W Wietnamie są piękne plaże. Wiele z nich znajdziecie na wyspie Cat Ba, do której opływa się przez osławioną zatokę Ha Long. Każda z nich dostarczy Tobie innych wspomnień i wrażeń. Przeczytaj, czym się różnią i wybierz idealną dla siebie. Plaże na „Kobiecej Wyspie” dzielę na trzy typy: turystyczne, lokalne oraz sekretne. Jesteś ciekawy, czym się różnią i która jest najlepsza dla Ciebie? Czytaj dalej!
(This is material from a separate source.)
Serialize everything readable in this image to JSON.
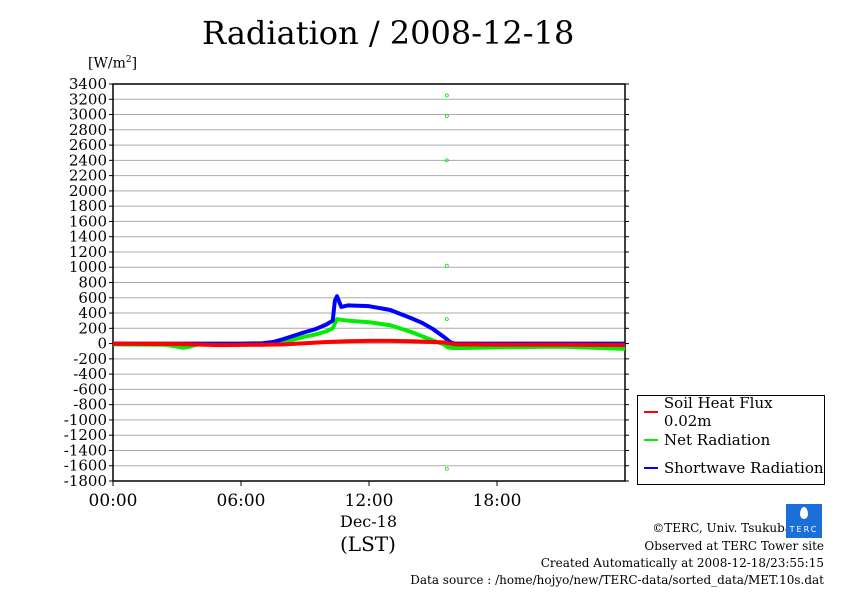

Plaże dla turystów -bezpieczny wypoczynek z rodziną
Plaże dla turystów na Cat Ba, które znajdują się przy drogich hotelach, posiadają wiele udogodnień typu leżaki, parasole, płatne przekąski, gorące dania i drinki. Do niewątpliwych plusów turystycznego nadbrzeża należy mnogość atrakcji i sportów wodnych, komfortowe miejsca do leżakowania, przyjemne i sprawdzone dno oraz bezpieczeństwo gwarantowane przez ratowników. Minusem są wysokie ceny, tłok i wiele zakazów.
Cat Co 1
Plaża przy nadmorskim punkcie widokowym. Bardzo oblegana. Należy do „Flamingo Cat Ba Beach Resort”, ale jest ogólnodostępna. W pobliżu znajdują się punkty, w których oferują sporty wodne i inne wycieczki. Więcej nie powiem, ponieważ nigdy na nią nie zszedłem – była całkowicie przeludniona.
Cat Co 2
Od wielu miesięcy plaża Cat Co 2 pozostaje zamknięta ze względu na trwające tam prace budowlane. Po skończeniu zapewne ukaże się nam wielki resort. Próbowałem tam podjechać i zrobić zdjęcie, aktualnego stanu, ale ochroniarz mnie nie przepuścił.
Cat Co 3
Śliczna piaszczysta plaża umiejscowiona na terenie hotelu „Catba Sunrise Resort”. Uroku dodaje jej wystająca z morza piękna góra wapienna. Dno morskie jest płytkie i łagodnie robi się coraz głębsze. Bezpieczeństwa pilnuje ratownik. W godzinach południowych Cat Co 3 jest niemalże pusta ze względu na intensywne, palące słońce, jednak w godzinach popołudniowych robi się naprawdę zatłoczona. Nagrałem dla Was krótki filmik:
Miejsce oferuje wiele atrakcji i sportów wodnych, jak ponton, czy banan ciągnięty za motorówką. Bez problemu można kupić jedzenie ciepłe i zimne, picie – oczywiście też alkoholowe. Obowiązuje jednak m.in. zakaz wnoszenia własnego prowiantu i alkoholu.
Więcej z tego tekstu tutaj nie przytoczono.